A public plaza planned atop an underground parking garage for a new 24-story office building downtown will cost taxpayers more than expected.
But Salt Lake redevelopment officials and the developer of the garage and office complex are downplaying a dispute over $5.5 million in costs associated with the project at 201 S. Main, a part of Block 57.And the city's Redevelopment Agency Board voted Thursday evening to pay $2.45 million of the disputed costs as a good-faith measure to keep the project going and to reassure anxious contractors.
"When they read in the paper and hear on the news that there's a dispute, contractors say `you mean there's a dispute and we're not going to get paid?' " said Kem Gardner, president of Boyer Co. "The word dispute was unfortunate because it said to the press there were overruns."
However, the project is costing more than RDA board members originally thought. They approved $9 million for the garage and plaza in 1989. The agency agreed Thursday to pay $4.9 million more than that, including the $2.45 million in disputed costs.
The dispute stems from the wording of the contract between the redevelopment agency and Boyer. The agency was to pay for costs associated with the plaza, while Boyer was to pay for costs associated with the garage.
Since the two projects are connected, both sides are having difficulty deciding what part of the structure is necessary to shore the plaza and what parts are needed solely for the garage.
In addition, the weight of the plaza and unanticipated soil conditions have caused workers to use pile-driven footings instead of standard ones.
Redevelopment director Alice Larkin Steiner said the $2.45 million the agency paid Thursday is "a fairly safe assumption of what we owe." She told board members it was important to pay the money now and that the project had not yet exceeded its budget.
"Any time you have a construction job, it's very important to keep money flowing to that job," she said.

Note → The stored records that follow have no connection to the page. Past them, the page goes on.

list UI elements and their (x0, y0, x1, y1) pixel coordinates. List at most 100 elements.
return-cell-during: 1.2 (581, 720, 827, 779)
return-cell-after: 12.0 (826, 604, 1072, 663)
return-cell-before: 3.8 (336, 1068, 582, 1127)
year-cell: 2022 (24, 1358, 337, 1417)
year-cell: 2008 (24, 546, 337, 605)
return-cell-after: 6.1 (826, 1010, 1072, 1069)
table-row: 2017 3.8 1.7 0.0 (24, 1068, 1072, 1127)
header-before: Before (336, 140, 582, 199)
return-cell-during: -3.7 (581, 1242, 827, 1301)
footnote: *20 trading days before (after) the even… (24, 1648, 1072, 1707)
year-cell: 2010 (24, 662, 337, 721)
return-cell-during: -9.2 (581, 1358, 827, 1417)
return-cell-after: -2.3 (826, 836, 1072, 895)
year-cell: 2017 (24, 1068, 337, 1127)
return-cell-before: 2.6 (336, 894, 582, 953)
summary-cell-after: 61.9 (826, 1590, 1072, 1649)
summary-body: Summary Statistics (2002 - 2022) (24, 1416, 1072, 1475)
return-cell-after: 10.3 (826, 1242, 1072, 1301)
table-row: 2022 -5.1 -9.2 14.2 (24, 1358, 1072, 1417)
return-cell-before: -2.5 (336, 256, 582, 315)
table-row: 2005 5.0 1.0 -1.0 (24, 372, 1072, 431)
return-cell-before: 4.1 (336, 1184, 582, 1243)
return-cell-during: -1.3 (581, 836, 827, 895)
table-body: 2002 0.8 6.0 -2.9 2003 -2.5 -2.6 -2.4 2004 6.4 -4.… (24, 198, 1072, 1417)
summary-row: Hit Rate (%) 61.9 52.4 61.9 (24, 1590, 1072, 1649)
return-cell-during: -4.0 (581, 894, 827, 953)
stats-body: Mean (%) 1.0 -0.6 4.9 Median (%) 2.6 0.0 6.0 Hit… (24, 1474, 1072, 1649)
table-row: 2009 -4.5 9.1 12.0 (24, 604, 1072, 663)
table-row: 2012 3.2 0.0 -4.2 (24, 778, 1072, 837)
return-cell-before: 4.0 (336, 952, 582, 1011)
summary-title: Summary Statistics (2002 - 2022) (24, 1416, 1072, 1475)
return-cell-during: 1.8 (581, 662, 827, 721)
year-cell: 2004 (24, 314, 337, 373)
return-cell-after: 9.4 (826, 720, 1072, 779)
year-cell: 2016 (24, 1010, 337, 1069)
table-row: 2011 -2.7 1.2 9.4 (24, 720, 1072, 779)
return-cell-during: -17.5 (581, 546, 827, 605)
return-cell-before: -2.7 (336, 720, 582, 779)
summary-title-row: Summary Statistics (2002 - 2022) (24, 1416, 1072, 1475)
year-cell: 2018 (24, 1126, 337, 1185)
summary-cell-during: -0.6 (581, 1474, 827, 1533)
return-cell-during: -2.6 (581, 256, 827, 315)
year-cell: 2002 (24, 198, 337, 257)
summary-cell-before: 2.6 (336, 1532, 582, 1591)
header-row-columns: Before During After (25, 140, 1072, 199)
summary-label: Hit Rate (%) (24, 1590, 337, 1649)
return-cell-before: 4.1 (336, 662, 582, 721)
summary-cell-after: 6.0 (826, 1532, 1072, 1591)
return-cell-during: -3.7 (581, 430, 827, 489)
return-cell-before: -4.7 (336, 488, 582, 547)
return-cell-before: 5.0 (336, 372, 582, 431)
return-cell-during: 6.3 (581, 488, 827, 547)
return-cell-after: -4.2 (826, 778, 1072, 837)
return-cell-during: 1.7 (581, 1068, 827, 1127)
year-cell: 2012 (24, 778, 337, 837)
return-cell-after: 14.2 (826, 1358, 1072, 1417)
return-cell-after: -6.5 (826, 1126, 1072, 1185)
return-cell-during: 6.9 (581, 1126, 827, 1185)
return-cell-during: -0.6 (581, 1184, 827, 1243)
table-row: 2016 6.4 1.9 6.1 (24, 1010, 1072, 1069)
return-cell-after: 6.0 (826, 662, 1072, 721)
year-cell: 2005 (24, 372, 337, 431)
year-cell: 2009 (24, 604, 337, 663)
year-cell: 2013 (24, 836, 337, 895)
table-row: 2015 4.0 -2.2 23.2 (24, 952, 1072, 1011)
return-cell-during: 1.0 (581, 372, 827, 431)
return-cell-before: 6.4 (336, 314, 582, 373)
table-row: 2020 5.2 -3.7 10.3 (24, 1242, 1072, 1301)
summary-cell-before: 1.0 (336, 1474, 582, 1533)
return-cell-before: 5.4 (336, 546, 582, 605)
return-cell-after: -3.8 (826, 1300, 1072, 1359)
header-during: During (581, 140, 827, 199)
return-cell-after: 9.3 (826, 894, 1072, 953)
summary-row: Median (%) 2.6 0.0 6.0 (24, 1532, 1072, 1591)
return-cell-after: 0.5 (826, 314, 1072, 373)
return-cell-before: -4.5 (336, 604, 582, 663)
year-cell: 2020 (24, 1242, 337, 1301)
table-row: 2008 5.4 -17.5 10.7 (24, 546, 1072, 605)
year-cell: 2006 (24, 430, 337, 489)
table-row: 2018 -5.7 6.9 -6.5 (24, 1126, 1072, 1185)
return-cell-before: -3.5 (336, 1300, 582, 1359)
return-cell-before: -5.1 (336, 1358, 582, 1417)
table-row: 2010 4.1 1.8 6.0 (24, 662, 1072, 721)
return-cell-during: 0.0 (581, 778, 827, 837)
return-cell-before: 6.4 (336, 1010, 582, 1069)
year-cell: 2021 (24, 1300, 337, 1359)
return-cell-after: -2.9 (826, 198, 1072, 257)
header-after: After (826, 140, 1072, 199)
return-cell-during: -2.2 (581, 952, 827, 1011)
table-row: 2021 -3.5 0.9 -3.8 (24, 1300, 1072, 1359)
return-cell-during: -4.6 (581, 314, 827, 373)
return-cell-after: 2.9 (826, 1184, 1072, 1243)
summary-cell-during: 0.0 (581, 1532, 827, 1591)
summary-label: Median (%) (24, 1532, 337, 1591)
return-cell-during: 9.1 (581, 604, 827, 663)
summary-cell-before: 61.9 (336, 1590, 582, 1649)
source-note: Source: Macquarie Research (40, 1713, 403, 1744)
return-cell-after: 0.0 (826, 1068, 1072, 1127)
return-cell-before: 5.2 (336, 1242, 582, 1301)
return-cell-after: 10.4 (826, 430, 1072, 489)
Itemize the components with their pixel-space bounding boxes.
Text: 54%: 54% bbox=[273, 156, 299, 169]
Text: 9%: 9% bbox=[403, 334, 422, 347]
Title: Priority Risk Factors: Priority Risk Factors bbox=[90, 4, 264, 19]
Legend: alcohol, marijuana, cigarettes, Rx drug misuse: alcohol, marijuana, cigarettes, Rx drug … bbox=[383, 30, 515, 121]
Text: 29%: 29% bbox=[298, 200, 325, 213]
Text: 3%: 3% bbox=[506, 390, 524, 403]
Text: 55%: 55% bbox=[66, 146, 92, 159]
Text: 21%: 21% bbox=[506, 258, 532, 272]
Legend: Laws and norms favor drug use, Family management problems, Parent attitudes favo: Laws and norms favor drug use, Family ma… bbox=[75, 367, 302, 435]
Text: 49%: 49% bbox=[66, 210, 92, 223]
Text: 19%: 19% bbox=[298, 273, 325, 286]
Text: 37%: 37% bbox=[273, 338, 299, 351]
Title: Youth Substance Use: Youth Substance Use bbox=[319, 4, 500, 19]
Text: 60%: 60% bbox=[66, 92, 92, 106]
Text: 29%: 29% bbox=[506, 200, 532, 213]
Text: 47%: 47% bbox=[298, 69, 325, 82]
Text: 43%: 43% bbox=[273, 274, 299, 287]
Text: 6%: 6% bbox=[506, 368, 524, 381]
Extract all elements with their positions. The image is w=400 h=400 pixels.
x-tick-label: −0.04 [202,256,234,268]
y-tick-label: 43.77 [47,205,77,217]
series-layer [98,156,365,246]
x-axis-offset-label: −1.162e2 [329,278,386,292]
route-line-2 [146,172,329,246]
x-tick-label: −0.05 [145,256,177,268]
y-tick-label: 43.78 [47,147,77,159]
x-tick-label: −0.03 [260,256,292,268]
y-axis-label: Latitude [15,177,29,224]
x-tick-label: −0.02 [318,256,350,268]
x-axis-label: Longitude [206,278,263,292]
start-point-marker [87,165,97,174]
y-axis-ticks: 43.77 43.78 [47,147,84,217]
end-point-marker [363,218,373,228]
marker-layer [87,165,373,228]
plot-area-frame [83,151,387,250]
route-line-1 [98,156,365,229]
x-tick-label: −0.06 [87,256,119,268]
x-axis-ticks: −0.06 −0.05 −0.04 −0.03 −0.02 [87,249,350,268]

Meanwhile, Boyer officials said the seven-story Utah Savings and Trust Bank building, listed on the National Register of Historic Places, will be demolished Saturday. The building, completed in 1907, stands adjacent to the new office tower and garage.
The redevelopment agency bought the structure for $2.5 million in 1986 and renovated it. However, it announced earlier this year that attempts to sell the building had failed. Critics, however, claim the agency never seriously tried to market the building.